Obama says spending cuts will be ‘slow grind’ on economy

House Democrats

Pelosi said House Democrats are prepared to consider ways to reduce spending for Medicare, Social Security and other entitlement programs as long as the cuts are “balanced” by eliminating tax preferences because there’s “big money there” for debt reduction.

“We want to see movement” by Republicans “in terms of their sacred cows -- tax giveaways for special interests” and “excessive deductions for the wealthiest people in our country,” she said at the Capitol.

Republicans would be willing to close tax loopholes, though not to replace spending cuts, Boehner’s office said.

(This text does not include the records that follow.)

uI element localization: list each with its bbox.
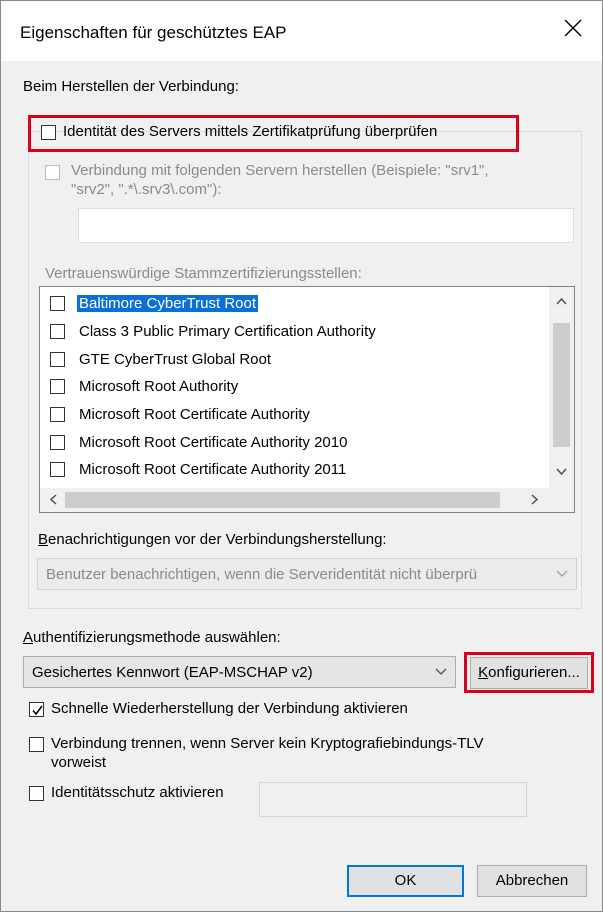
notify-select-value: Benutzer benachrichtigen, wenn die Serve… — [46, 566, 478, 583]
vertical-scrollbar[interactable] — [549, 287, 574, 488]
configure-button[interactable]: Konfigurieren... — [470, 657, 588, 689]
cancel-button[interactable]: Abbrechen — [477, 865, 587, 897]
ca-label: GTE CyberTrust Global Root — [79, 351, 272, 368]
vertical-scroll-thumb[interactable] — [553, 323, 570, 447]
ca-checkbox[interactable] — [50, 296, 65, 311]
chevron-down-icon — [435, 668, 447, 675]
ca-checkbox[interactable] — [50, 352, 65, 367]
trusted-ca-label: Vertrauenswürdige Stammzertifizierungsst… — [45, 265, 362, 282]
dialog-title: Eigenschaften für geschütztes EAP — [20, 23, 287, 42]
ca-checkbox[interactable] — [50, 407, 65, 422]
auth-method-value: Gesichertes Kennwort (EAP-MSCHAP v2) — [32, 664, 313, 681]
ca-checkbox[interactable] — [50, 462, 65, 477]
ca-label: Microsoft Root Certificate Authority — [79, 406, 310, 423]
connect-servers-label-line2: "srv2", ".*\.srv3\.com"): — [71, 181, 222, 198]
ca-label: Microsoft Root Authority — [79, 378, 239, 395]
scroll-left-icon[interactable] — [49, 494, 57, 505]
disconnect-label-line1: Verbindung trennen, wenn Server kein Kry… — [51, 735, 484, 752]
scroll-up-icon[interactable] — [556, 297, 567, 305]
fast-reconnect-checkbox[interactable] — [29, 702, 44, 717]
checkmark-icon — [32, 705, 43, 716]
fast-reconnect-label: Schnelle Wiederherstellung der Verbindun… — [51, 700, 408, 717]
ca-listbox[interactable]: Baltimore CyberTrust Root Class 3 Public… — [39, 286, 575, 513]
horizontal-scroll-thumb[interactable] — [65, 492, 500, 508]
ca-label: Class 3 Public Primary Certification Aut… — [79, 323, 376, 340]
disconnect-label-line2: vorweist — [51, 754, 107, 771]
connect-servers-checkbox[interactable] — [45, 165, 60, 180]
identity-privacy-label: Identitätsschutz aktivieren — [51, 784, 224, 801]
notify-label: Benachrichtigungen vor der Verbindungshe… — [38, 531, 387, 548]
scroll-corner — [549, 488, 574, 512]
configure-button-text: onfigurieren... — [488, 664, 580, 681]
ca-label: Microsoft Root Certificate Authority 201… — [79, 434, 348, 451]
chevron-down-icon — [556, 570, 568, 577]
servers-input[interactable] — [78, 208, 574, 243]
ca-label: Baltimore CyberTrust Root — [77, 295, 258, 312]
disconnect-checkbox[interactable] — [29, 737, 44, 752]
close-icon[interactable] — [562, 17, 584, 39]
identity-privacy-checkbox[interactable] — [29, 786, 44, 801]
ca-checkbox[interactable] — [50, 379, 65, 394]
auth-method-select[interactable]: Gesichertes Kennwort (EAP-MSCHAP v2) — [23, 656, 456, 688]
auth-method-label-text: uthentifizierungsmethode auswählen: — [33, 629, 281, 646]
title-bar: Eigenschaften für geschütztes EAP — [1, 1, 602, 61]
connect-servers-label-line1: Verbindung mit folgenden Servern herstel… — [71, 162, 489, 179]
verify-server-label: Identität des Servers mittels Zertifikat… — [63, 123, 438, 140]
notify-select[interactable]: Benutzer benachrichtigen, wenn die Serve… — [37, 558, 577, 590]
dialog-window: Eigenschaften für geschütztes EAP Beim H… — [0, 0, 603, 912]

Instead, Boehner and Senate Republican leader Mitch McConnell said any new tax revenue should be used to lower tax rates.

“I will not be part of any back-room deal and I will absolutely not agree to increase taxes,” McConnell said in a statement.

Democrat Harry Reid of Nevada, the Senate majority leader, joined Pelosi, Boehner and McConnell at the meeting with Obama.

Cutting Budgets

Obama is scheduled to order federal departments and agencies today to begin cutting their budgets. The administration has warned that the across-the-board cuts, split between defense and domestic programs, threaten to eventually send poor children home from pre-school, prolong airport security wait times, reduce unemployment benefits and furlough defense workers.

“Not everyone will feel the pain of these cuts right away,” Obama said. “I don’t anticipate a huge financial crisis, but people are going to be hurt.”

While private and government economists have said the cuts may trim growth if they stay in place, investors have signaled they aren’t concerned about the impact on the $15.8 trillion U.S. economy.

The Standard & Poor’s 500 Index has risen 6.4 percent this year and the dollar led gains in world markets last month.

The S&P index rose 0.3 percent after dropping as much as 0.9 percent earlier as consumer confidence increased and manufacturing grew at the fastest pace since June 2011. The Dollar Index, which tracks the currency against six U.S. trading partners, climbed 0.5 percent today.